Artificial silk is an important article of commerce. It is made in several different ways and of various substances. Some artificial silk is made of collodion, some again is made of cellulose the substance of which the cell walls of young plants is composed; gelatine is also used in making this commodity. As a rule it is easy to distinguish artificial from real silk, for usually the imitation consists of flat fibres or at least fibres quite different to the smooth rods of real silk. The iodine test is often sufficient indication, for with this chemical true silk is coloured brown.

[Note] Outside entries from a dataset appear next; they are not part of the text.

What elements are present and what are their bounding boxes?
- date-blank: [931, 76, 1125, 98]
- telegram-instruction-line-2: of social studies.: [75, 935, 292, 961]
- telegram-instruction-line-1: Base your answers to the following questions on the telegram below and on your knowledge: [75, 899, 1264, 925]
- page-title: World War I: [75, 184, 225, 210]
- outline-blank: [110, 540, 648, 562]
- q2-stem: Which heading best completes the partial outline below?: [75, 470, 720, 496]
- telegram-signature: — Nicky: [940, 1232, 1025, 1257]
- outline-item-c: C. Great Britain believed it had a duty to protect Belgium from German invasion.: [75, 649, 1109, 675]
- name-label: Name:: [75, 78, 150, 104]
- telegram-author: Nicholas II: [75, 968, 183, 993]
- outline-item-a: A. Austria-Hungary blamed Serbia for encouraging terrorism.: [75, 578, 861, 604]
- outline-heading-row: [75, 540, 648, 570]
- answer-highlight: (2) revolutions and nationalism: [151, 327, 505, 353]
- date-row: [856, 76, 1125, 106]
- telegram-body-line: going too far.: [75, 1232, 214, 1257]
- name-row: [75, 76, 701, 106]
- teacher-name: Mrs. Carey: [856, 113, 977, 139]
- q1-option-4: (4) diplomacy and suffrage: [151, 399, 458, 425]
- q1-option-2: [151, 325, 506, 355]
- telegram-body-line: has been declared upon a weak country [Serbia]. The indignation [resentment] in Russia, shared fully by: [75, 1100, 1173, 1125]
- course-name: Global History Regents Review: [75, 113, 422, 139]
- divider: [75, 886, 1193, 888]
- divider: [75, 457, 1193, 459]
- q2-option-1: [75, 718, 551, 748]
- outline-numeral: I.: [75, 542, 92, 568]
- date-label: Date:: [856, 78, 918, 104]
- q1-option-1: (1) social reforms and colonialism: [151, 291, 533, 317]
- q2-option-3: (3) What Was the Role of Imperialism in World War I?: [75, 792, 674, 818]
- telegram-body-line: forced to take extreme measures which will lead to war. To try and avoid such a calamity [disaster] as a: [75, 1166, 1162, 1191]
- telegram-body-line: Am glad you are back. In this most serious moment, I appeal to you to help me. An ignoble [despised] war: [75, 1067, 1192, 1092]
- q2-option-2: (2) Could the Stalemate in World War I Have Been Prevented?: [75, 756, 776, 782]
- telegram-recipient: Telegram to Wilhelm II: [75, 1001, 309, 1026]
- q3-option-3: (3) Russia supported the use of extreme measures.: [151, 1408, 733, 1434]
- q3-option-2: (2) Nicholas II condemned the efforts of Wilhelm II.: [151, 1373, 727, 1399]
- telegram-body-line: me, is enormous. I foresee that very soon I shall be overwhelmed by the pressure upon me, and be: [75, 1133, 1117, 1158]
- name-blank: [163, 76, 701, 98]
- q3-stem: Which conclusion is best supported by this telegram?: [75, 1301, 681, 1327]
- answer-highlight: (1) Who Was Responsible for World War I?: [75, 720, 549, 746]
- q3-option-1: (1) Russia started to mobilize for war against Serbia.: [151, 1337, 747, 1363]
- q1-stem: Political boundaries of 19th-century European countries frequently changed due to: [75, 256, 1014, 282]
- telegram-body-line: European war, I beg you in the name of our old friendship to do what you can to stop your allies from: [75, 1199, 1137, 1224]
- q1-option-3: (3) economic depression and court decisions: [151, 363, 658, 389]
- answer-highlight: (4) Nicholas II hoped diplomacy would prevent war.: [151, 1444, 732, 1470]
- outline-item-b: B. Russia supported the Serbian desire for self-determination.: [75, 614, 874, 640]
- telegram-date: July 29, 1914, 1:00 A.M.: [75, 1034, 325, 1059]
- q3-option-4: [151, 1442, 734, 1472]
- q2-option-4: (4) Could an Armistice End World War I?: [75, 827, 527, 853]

Space or lack of it does not allow us to describe how the microscope may be and is applied to other manufactures, even the miller uses the instrument, for it will tell him if his flour is of pure wheat, and in this manner. He puts a little flour in a drop of water on a slide and covers with a cover slip; then, for a moment or two, he rubs the cover glass to and fro over the water and flour and examines his specimen under the microscope. If his flour be of wheat, he will see fairly stout spindle shaped strings, if it be of rye no strings appear, whilst maize flour gives very small strings. These are called gluten strings and wheat is very rich in gluten.


CHAPTER XX
THE MICROSCOPE AND CAMERA ALLIED

Photography is such a popular hobby in these days, that the enthusiast who possesses both camera and microscope, is certain, sooner or later, to wish to take permanent records of some of the beautiful objects revealed to him by the latter instrument. The production of high-power photo-micrographs, as the pictures of highly magnified objects are called, can only be carried out by those who are skilled in the use of both camera and microscope and are possessed of considerable patience. There is nothing to prevent any amateur photographer who possesses a bellows camera—box cameras cannot be used for this work—from producing excellent low-power photo-micrographs, that is to say pictures of objects less highly magnified.